In queste settimane monta una critica nei confronti della dirigente scolastica di una scuola, l’istituto “Leonardo da Vinci” di Martina Franca. Lamentele velate o meno da parte di vari genitori, anche di fornitori di servizi, chissà se di qualche insegnante. Anche un articolo giornalistico aveva evidenziato la situazione non semplice che si vive nell’istituto. Motivi avanzati da chi critica: lo scarso dialogo, quindi la scarsa comprensione delle esigenze altrui (chi critica, cioè) nello svolgimento del servizio dirigenziale scolastico. La dirigente a sua volta avrà le sue ragioni da avanzare per la conduzione del lavoro.
Abbiamo cercato di capire cosa stia succedendo. Così abbiamo incontrato alcuni genitori, per capire e per saperne successivamente di più dalla responsabile d’istituto.
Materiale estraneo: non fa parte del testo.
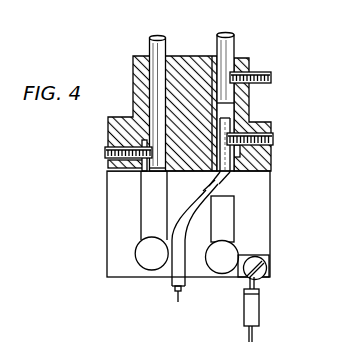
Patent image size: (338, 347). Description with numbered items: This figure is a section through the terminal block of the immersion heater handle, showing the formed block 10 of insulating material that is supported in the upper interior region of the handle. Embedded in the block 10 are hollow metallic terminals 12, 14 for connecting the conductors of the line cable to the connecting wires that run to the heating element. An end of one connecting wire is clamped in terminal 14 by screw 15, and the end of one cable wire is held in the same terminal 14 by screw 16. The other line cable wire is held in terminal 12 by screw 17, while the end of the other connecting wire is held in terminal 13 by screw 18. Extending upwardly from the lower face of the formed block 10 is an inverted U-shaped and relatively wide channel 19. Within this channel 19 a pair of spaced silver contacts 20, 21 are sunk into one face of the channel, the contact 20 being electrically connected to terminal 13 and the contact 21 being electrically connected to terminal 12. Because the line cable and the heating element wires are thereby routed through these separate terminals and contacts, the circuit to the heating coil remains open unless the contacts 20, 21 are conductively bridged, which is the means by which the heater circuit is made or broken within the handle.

The formed block 10 is at (132, 68).
The hollow metallic terminal 12 is at (141, 172).
The terminal 13 is at (239, 274).
The hollow metallic terminal 14 is at (239, 100).
The screw 15 is at (273, 145).
The screw 16 is at (264, 71).
The screw 17 is at (104, 153).
The screw 18 is at (271, 272).
The channel 19 is at (107, 254).
The silver contact 20 is at (220, 267).
The silver contact 21 is at (143, 253).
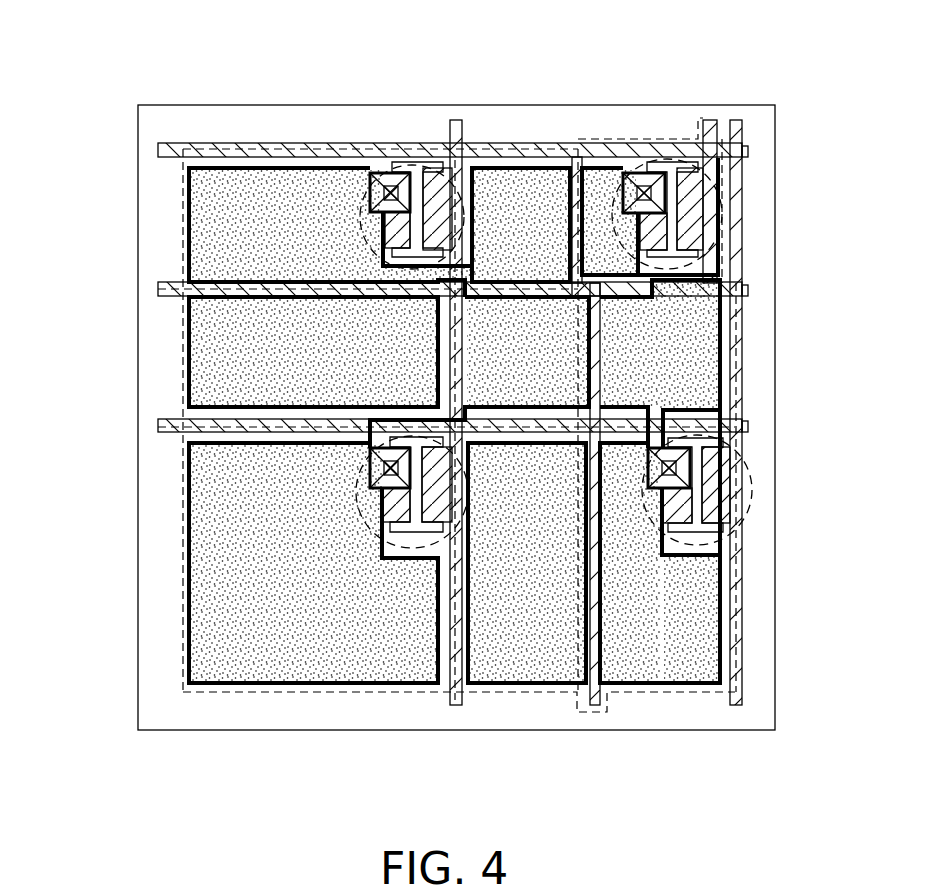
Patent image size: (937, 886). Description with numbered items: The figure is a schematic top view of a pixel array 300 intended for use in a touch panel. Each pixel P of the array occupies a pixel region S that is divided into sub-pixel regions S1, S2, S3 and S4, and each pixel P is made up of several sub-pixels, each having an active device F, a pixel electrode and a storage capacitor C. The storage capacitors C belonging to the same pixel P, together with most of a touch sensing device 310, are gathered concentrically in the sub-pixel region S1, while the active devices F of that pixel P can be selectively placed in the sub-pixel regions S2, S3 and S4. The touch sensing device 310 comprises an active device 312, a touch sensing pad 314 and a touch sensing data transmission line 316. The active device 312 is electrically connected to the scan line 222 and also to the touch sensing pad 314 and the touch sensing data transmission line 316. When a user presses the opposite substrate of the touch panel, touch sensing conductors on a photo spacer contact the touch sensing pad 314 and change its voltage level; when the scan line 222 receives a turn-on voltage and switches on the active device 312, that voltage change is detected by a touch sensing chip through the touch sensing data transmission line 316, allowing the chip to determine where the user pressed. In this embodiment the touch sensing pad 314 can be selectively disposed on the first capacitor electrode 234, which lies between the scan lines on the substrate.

The pixel array 300 is at (138, 58).
The pixel P is at (752, 116).
The pixel region S is at (262, 140).
The sub-pixel region S1 is at (752, 228).
The sub-pixel region S2 is at (182, 343).
The sub-pixel region S3 is at (740, 615).
The sub-pixel region S4 is at (182, 572).
The scan line 222 is at (488, 150).
The first capacitor electrode 234 is at (582, 165).
The touch sensing device 310 is at (663, 138).
The active device 312 is at (745, 198).
The touch sensing pad 314 is at (604, 178).
The touch sensing data transmission line 316 is at (597, 378).
The active device F is at (395, 165).
The storage capacitor C is at (518, 168).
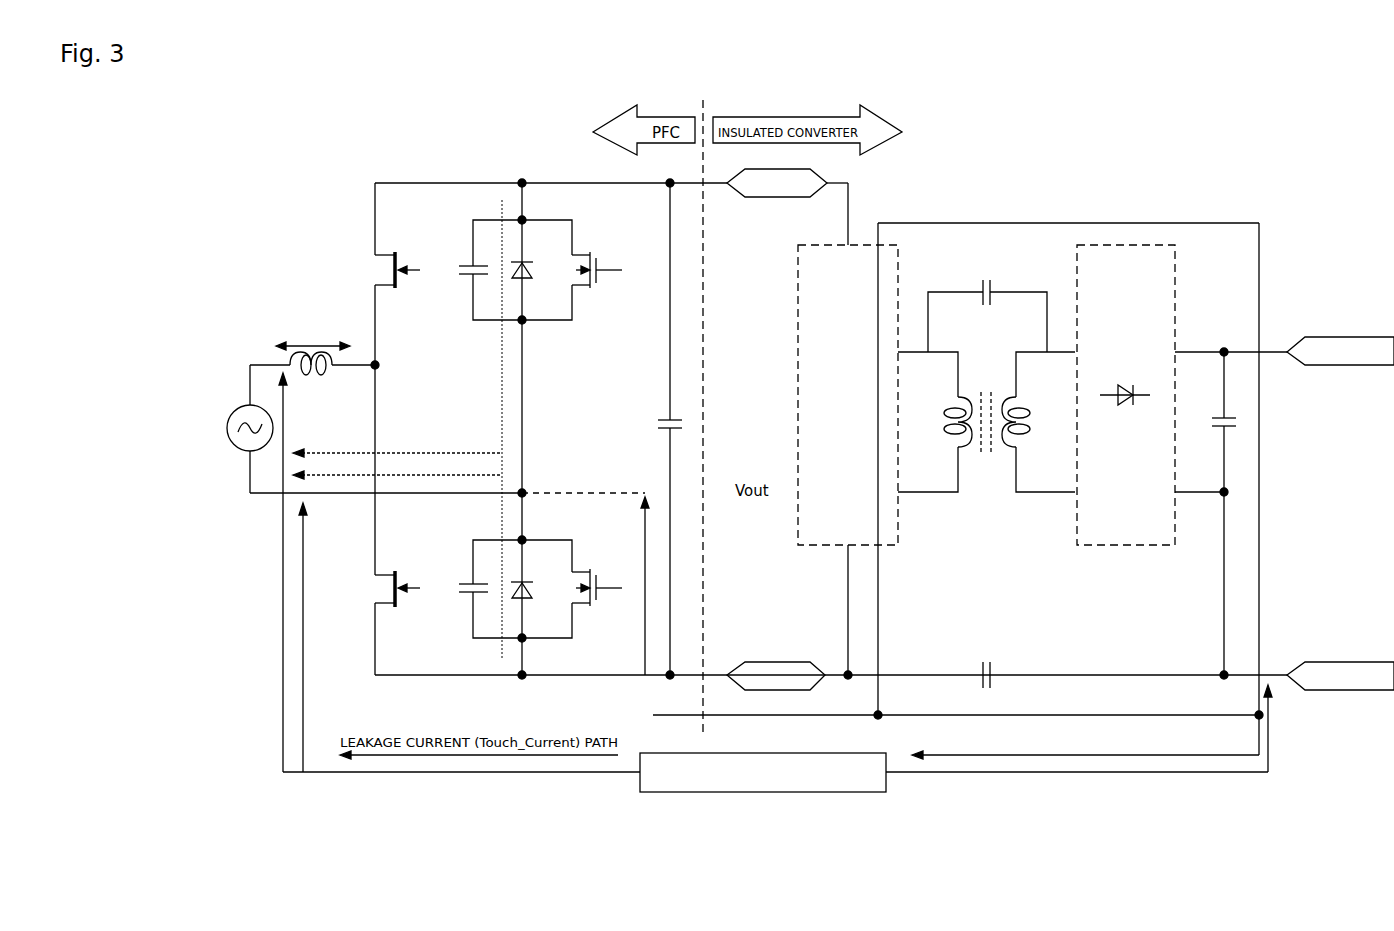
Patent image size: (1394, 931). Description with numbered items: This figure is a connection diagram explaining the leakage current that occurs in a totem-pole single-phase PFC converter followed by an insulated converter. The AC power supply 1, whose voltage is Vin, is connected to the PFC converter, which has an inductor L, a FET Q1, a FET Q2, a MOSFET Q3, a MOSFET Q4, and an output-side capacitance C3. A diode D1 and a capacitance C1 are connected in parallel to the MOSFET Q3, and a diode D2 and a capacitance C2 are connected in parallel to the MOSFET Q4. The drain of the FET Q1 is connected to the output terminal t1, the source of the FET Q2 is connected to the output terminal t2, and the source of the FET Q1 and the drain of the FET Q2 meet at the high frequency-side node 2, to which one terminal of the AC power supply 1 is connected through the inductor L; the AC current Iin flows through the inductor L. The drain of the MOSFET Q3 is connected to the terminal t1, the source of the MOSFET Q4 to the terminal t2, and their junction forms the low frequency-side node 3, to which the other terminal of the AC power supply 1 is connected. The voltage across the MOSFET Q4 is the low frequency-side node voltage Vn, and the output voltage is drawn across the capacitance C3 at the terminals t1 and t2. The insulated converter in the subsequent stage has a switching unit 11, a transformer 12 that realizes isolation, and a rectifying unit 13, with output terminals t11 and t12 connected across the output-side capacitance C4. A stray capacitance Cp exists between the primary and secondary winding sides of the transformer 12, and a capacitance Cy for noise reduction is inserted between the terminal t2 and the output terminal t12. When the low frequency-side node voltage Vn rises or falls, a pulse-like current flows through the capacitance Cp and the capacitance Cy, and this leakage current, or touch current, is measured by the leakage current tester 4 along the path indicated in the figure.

The AC power supply 1 is at (236, 406).
The high frequency-side node 2 is at (380, 365).
The low frequency-side node 3 is at (527, 488).
The leakage current tester 4 is at (760, 794).
The switching unit 11 is at (900, 250).
The transformer 12 is at (988, 452).
The rectifying unit 13 is at (1075, 252).
The output terminal t1 is at (777, 200).
The output terminal t2 is at (777, 661).
The output terminal t11 is at (1340, 370).
The output terminal t12 is at (1338, 659).
The FET Q1 is at (400, 254).
The FET Q2 is at (400, 574).
The MOSFET Q3 is at (598, 258).
The MOSFET Q4 is at (598, 575).
The capacitance C1 is at (459, 276).
The capacitance C2 is at (459, 596).
The capacitance C3 is at (662, 418).
The capacitance C4 is at (1214, 418).
The diode D1 is at (535, 272).
The diode D2 is at (535, 592).
The inductor L is at (310, 376).
The capacitance Cp is at (987, 278).
The capacitance Cy is at (987, 660).
The voltage Vin is at (254, 356).
The AC current Iin is at (313, 338).
The low frequency-side node voltage Vn is at (585, 574).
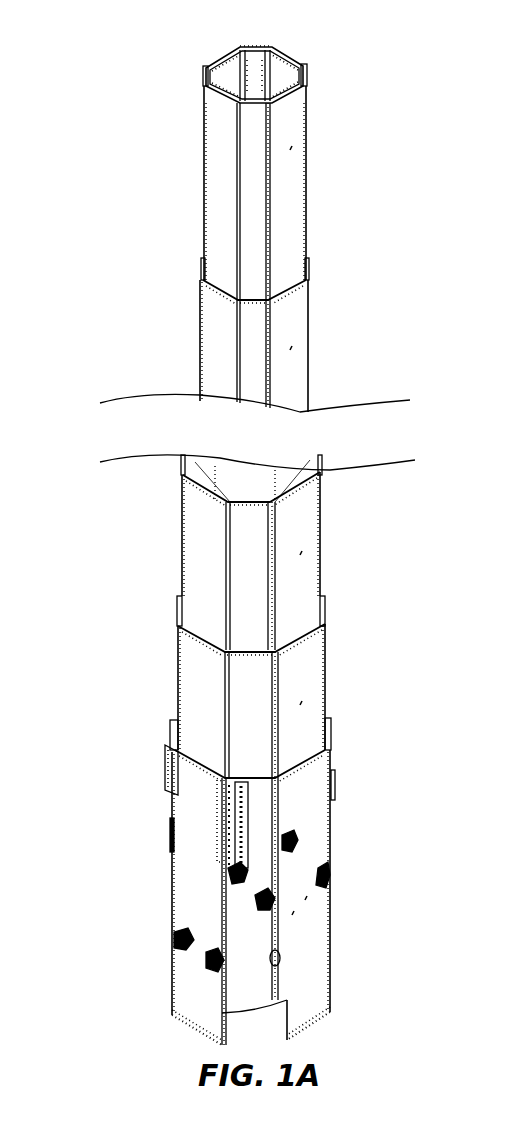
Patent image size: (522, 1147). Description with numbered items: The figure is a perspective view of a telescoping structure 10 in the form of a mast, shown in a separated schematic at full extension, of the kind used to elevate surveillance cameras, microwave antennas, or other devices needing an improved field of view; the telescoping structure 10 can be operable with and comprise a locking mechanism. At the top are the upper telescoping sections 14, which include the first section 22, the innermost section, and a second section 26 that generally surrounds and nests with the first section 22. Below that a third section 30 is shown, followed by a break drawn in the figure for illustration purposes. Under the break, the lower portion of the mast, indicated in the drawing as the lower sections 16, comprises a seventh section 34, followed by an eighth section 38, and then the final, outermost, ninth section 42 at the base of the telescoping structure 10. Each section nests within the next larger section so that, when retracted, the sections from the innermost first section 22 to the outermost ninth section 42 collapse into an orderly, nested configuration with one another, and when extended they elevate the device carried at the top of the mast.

The telescoping structure 10 is at (128, 55).
The upper telescoping sections 14 is at (372, 145).
The lower mast section 16 is at (378, 530).
The first section 22 is at (300, 64).
The second section 26 is at (224, 180).
The third section 30 is at (217, 389).
The seventh section 34 is at (205, 565).
The eighth section 38 is at (201, 696).
The ninth section 42 is at (192, 867).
È arrivato quindi il momento dell’incontro con alcuni genitori di ragazzi in condizioni particolari. Un caso, in particolare, va ritenuto quello che fa diventare secondario tutto il resto, richieste di spiegazioni, richieste di approfondimenti ecc. Perché è un caso che investe non solo una scuola ma una comunità.
La signora Paola, un anno fa, il 27 aprile 2024, con una lettera alla dirigente scolastica che era in coda ad un elenco di destinatari che partiva dal ministro dell’Istruzione, comunicò che avrebbe ritirato da scuola le due figlie. Due ragazze cieche e dunque bisognose di attenzioni specifiche. Frequentavano il terzo anno dell’istituto “Leonardo da Vinci”.
La donna scrisse la sua lettera in conseguenza di una comunicazione dell’istituto riguardante l’indagine Istat in materia di servizi per gli studenti disabili. “Stando ai dati ufficiali delle ore di sostegno e di assistenza specialistica assegnate alle mie figlie” scriveva la donna “si potrebbe ritenere che da parte dell’istituzione scolastica sia stato effettuato il massimo sforzo per consentire l’inclusione scolastica delle due allieve in questione”. Però, “esaminando la realtà, con gli occhi del genitore non posso esprimere il medesimo giudizio positivo”.
Perché? “La scuola, quale istituzione, mi è sembrata strutturata ed organizzata esclusivamente per allievi normodotati, tant’è che la ritengo incapace di accogliere realmente le mie figlie, quali alunne con gravi disabilità. Le stesse, infatti, sono risultate spesso come un ‘problema’, tant’è che io e mio marito, la mia famiglia tutta, si è dovuta adeguare alle esigenze della scuola, come ad esempio per la riduzione delle ore di frequenza scolastica, perché non tutte le ore potevano essere coperte dal sostegno; per la ‘opportunità’, richiestami sempre per telefono, di non mandare le ragazze a scuola quando anche solo uno degli insegnanti di sostegno non poteva essere presente in classe per esigenze personali, di salute, sindacali e quant’altro; ancora, perché abbiamo dovuto accettare che le ore del servizio di assistenza specialistica fossero usufruite durante l’orario scolastico, in compresenza con l’insegnante di sostegno, mentre tale servizio avrebbe potuto essere utilizzato dal singolo educatore nelle ore pomeridiane presso la propria abitazione, come da noi richiesto, per attività diverse o anche solo di rinforzo di eventuali percorsi educativi iniziati in classe. Ancora, la scuola mi è apparsa incapace di formulare un’offerta formativa adeguata alle esigenze particolari delle mie figlie quali alunne gravemente disabili e non vedenti”. Eccetera.
Ragioni che hanno indotto la signora Paola a considerare il servizio scolastico “piuttosto un disservizio e questo, innanzitutto, per le due ragazze, ma anche per la famiglia, tanto da indurmi a ritirare le stesse, senza neanche attendere la fine dell’anno scolastico”.
Era un anno fa, 27 aprile 2024. Per le due ragazze la famiglia ha messo su un appartamento preso in affitto, al fine di attrezzarlo come aula scolastica adeguata ai loro bisogni. Tutto a spese della famiglia.
La scuola pubblica, ovvero la comunità, da un anno, non ha proprio trovato un modo per riaccogliere queste due ragazze?